Дед Матвей взглянул на Захара, подмигнул ему по-молодецки и, растягивая в улыбке не один десяток морщин, весело сказал:
– Уж я-то знаю, как нравится молодухам мужнее тело тискать. Рады-радёшеньки хоть каждый день мужика своего гладить, была бы причина.
Потом повернулся к Татьяне, махнул рукой:
– Давай, барышня, засучивай рукава. Пусть Захарка помлеет малёхо от твоих стараний. Сам бы потёр, да жидковат стал таперича.
– Может, не надо, дедушка? – попытался уговорить Захар деда. – Здоровый я, не заболею. Лучше уж изнутри чем-нибудь прогреть в таком случае.
– Каждому овощу своё время – так народ говорит. Успеем ишо и нутро погреть. Как разотрёт она тебя – на печь залезешь, прогреешься. Баню бы изладил по такому случаю, да печник каменку разобрал накануне, обещал новую сложить.
Старик сцедил отвар в кружку, подал Татьяне.
– На, лей на ладошку и три, сколь силов хватает. Когда на грудь перейдёшь – редьку приложим.
Захар рассмеялся. Его забавляла озабоченность деда Матвея. Травы-примочки не воспринимались им серьёзно.
– Напрасно скалисся. Это чичас тебе кажется всё нипочём, одни хиханьки-хаханьки в голове. Погоди, придёт и к тебе старость – не век кровь в жилах играть будет. Вспомнишь тоды деда Матвея и смешки свои вспомнишь. Старость, если хошь знать, – это зеркало молодости. Всё в нём отразится потом. Покажет оно, чё и как было, как в телевизоре отразит.
Татьяна с усилием втирала в спину Захара мутную жидкость, пахнущую самогоном и дегтем одновременно.
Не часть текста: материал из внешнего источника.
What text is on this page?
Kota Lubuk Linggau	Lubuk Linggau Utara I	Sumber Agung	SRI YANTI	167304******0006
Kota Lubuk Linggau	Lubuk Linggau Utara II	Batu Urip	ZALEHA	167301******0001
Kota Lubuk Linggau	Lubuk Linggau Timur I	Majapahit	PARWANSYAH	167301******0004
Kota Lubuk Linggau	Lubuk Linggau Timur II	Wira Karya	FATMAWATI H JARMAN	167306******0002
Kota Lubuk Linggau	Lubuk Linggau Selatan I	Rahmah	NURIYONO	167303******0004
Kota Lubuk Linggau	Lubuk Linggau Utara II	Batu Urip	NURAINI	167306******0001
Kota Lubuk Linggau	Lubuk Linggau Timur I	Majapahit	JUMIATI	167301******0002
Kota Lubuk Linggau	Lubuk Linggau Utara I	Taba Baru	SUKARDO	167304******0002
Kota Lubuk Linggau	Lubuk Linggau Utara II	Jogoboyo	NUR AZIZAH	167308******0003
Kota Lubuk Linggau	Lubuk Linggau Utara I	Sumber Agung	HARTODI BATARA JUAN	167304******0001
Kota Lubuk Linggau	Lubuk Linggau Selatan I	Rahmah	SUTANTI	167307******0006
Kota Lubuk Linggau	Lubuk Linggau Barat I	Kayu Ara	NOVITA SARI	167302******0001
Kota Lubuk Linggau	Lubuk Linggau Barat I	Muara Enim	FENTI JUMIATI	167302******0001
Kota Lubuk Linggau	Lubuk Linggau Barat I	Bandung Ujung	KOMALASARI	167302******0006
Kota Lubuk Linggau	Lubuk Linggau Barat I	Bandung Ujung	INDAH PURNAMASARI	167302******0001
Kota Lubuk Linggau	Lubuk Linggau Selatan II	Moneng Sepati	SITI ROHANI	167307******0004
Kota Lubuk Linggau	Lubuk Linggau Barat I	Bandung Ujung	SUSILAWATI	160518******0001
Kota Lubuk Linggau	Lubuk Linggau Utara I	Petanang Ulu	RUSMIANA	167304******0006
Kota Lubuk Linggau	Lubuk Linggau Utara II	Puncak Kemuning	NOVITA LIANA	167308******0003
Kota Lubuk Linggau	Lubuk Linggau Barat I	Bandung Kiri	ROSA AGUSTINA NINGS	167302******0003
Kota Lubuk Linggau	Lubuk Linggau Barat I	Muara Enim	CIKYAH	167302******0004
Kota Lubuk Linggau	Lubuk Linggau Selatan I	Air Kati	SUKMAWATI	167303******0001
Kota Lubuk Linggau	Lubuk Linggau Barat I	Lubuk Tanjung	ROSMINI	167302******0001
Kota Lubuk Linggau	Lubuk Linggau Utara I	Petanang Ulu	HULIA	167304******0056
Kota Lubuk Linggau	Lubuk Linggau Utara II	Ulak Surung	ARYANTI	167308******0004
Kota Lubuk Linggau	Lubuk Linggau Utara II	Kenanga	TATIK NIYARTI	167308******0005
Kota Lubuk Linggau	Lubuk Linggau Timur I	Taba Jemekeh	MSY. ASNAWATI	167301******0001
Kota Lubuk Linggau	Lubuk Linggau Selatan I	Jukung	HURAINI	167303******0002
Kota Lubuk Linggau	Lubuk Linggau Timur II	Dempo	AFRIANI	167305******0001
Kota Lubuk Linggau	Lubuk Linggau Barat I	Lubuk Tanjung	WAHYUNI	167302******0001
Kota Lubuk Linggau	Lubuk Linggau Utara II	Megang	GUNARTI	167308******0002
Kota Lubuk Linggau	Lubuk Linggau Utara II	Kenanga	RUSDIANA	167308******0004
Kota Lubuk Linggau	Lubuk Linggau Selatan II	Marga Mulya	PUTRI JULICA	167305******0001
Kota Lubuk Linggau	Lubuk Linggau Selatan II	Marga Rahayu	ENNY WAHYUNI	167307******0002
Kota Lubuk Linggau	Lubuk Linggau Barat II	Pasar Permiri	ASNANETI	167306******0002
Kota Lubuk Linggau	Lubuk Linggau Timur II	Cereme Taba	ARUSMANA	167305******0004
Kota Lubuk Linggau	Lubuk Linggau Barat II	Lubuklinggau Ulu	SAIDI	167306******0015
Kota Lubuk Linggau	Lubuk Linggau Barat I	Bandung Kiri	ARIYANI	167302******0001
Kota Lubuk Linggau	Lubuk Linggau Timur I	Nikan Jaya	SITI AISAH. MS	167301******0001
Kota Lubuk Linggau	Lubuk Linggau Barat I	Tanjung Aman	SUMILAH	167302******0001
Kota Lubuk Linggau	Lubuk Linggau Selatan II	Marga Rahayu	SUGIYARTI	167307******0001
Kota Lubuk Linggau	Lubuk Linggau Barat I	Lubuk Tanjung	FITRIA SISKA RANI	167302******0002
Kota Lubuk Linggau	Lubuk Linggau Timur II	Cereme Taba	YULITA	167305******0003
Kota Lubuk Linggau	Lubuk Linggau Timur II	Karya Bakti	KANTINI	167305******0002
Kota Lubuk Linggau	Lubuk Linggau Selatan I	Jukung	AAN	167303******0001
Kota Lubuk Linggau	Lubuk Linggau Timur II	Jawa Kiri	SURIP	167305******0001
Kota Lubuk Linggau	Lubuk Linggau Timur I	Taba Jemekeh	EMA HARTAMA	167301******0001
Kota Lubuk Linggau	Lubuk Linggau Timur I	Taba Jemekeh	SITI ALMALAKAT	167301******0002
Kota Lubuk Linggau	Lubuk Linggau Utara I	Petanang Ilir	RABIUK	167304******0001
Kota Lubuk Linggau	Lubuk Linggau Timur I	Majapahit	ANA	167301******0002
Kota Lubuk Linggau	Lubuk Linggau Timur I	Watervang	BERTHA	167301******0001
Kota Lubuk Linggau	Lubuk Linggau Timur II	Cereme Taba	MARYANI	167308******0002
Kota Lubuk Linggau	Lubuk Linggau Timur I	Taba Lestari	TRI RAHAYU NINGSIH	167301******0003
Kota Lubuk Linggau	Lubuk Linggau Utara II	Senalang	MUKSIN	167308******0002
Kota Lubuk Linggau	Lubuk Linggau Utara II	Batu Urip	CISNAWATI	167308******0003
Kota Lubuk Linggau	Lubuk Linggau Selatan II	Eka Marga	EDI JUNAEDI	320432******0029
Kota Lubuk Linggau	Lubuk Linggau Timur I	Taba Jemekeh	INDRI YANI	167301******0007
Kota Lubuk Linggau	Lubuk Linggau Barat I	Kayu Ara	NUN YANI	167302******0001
Старик с удовлетворением смотрел на неё.
– Был тут у нас в деревне Иван Резвый. Так он помер аккурат после такого же майского купанья, – сообщил старик. – Стал сохнуть, лицом посерел, а к Петрову дню на погост угодил. А ты скалисся. Шибче его три, барышня, шибче. Не жалей.
Татьяну поначалу коробило обращение «барышня», а потом вдруг понравилось. Стариной веяло в этом доме, прошлым веком. Будто со страниц известных романов сошли чугунки, травы, глиняная посуда, небелёные стены. Да и девяностолетний дед Матвей являл собой образ простолюдина тех времён.